Secondly, we have pictures of things, that is, representations, and the same thing happens from
this perspective. There is a logical space which allows us to think the object “white car”, and when
we conceive the object in our minds, we fix the possibility into a reality, the fact of representing
reality. And inside every object of thought or representation, we can subtract its form by thinking
in the broad concept of possibility. With that in mind, we obtain the logical picture, or the mental
representation of the form of the mental object. Wittgenstein claims that form, is what the
thought has in common with reality.

Finally, we have the vehicle of communication of thoughts: propositional signs (written words,
sounds, images, etc.) and when they are arranged in certain way, we say they represent the
representations of thought (pictures). Then we observe that we can make the proposition (1) into
a general logical form without changing its meaning:

(2) There is an object x such that, x is a car and x is white.


Changing it even further we might say:

(3) E (x), xC ^ xW

In the last formula, we can see that the variable x could take any value that satisfy the
conjunction, that is, every possible object that meets, at the same time, the property “car” and
“white”. Nonetheless this proposition is not fully analyzed as “car” and “white” are cases of
broader concepts, then, we do not have the form of the proposition just yet, but its structure.
To further analyze the concept car and white, we think about the most general class of objects
(and therefore the simplest), and that is color (P) and vehicle (V).

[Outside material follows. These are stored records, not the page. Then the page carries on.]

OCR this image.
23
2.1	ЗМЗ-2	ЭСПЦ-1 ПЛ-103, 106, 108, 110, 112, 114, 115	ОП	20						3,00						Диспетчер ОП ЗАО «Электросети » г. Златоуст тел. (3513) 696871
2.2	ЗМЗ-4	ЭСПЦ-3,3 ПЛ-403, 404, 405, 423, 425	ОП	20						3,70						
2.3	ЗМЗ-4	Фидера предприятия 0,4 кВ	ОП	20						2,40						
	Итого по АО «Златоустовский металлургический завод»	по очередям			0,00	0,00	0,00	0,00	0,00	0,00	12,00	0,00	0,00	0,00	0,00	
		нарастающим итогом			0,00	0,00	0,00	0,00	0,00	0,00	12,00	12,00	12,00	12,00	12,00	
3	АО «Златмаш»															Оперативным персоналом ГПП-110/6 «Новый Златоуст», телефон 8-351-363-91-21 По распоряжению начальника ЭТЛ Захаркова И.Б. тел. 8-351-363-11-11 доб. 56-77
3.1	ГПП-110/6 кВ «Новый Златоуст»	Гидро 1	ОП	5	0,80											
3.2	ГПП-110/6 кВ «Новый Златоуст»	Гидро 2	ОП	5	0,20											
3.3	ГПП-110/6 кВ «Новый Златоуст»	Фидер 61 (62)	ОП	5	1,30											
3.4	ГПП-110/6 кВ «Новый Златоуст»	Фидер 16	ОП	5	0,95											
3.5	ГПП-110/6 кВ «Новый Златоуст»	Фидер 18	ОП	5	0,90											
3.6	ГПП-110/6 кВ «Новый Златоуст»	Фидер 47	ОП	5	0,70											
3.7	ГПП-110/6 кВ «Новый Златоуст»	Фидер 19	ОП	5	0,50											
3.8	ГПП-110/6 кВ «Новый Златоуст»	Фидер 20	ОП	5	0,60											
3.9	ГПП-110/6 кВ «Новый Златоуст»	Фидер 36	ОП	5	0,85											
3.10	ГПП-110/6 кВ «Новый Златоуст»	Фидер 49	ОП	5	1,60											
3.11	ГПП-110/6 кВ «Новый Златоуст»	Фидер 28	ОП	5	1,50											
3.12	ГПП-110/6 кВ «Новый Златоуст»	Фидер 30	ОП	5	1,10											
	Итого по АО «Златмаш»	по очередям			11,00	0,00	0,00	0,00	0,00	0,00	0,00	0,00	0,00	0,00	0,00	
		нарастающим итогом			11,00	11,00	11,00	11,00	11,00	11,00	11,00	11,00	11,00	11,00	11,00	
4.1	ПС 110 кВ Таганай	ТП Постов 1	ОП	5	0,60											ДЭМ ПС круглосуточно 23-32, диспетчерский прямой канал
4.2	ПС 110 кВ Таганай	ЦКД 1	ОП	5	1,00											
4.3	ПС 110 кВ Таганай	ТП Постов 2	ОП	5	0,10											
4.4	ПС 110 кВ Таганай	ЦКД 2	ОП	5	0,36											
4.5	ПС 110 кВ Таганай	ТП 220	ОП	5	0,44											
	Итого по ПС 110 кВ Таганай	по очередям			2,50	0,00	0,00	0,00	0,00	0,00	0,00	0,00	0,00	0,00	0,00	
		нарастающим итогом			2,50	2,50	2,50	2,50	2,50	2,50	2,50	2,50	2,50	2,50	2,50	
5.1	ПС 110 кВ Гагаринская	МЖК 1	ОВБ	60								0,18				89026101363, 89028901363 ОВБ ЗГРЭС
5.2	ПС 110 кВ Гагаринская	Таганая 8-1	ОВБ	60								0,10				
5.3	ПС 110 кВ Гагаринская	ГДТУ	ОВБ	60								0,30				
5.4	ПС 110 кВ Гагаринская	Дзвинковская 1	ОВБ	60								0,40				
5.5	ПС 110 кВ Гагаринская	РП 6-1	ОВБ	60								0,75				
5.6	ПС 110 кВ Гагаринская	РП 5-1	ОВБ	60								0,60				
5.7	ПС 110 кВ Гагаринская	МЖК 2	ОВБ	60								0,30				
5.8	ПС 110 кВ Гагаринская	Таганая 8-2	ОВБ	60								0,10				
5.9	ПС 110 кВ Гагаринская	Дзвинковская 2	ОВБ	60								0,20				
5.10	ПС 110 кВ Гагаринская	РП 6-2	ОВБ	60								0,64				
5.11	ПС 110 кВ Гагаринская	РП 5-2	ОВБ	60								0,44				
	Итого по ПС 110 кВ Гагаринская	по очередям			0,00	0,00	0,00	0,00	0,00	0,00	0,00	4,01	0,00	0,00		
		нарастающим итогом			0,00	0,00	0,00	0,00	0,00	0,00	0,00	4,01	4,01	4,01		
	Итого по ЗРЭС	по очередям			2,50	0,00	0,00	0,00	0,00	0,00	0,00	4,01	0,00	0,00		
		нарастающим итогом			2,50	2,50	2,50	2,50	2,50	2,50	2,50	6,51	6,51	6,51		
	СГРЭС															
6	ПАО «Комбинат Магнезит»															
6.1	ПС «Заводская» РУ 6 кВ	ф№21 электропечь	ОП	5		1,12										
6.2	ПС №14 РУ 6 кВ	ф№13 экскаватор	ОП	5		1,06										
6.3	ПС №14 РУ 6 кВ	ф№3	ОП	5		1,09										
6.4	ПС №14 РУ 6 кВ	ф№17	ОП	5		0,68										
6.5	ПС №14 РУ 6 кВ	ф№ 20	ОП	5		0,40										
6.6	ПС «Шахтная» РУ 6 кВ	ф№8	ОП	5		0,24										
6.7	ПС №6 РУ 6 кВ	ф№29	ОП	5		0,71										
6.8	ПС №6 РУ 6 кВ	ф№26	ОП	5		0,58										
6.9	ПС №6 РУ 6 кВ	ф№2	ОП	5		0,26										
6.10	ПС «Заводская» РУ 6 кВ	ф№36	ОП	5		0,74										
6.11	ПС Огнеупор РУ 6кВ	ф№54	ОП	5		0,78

Therefore, the general form
of the proposition “The car is white” is:

(4) E(x), xP ^ xV

If we are to think about the language in general we find (4) fairly general but unsatisfactory,
that is because this particular expression still have content (namely, color and vehicle), the last
part of the analysis which represent the pure form of the representation is the relationship
between a substance and a property, that is:

(5) E(x), xφ ^ xθ

This one expresses the simplest statement about a thing that complies having two properties
at the same time. This is what we might call the logical field in its most fundamental
representation of the form contained in (1).

As we can see, the logical form of the representation stands the same, it does not matter if we
are seeing an object, thinking of it, or notating it through any system of propositional signs.
Thus, when we think about language, we are thinking about the class of all propositions that
represent thought and its inner form is the logical form common to all three empirical,
representational and propositional objects.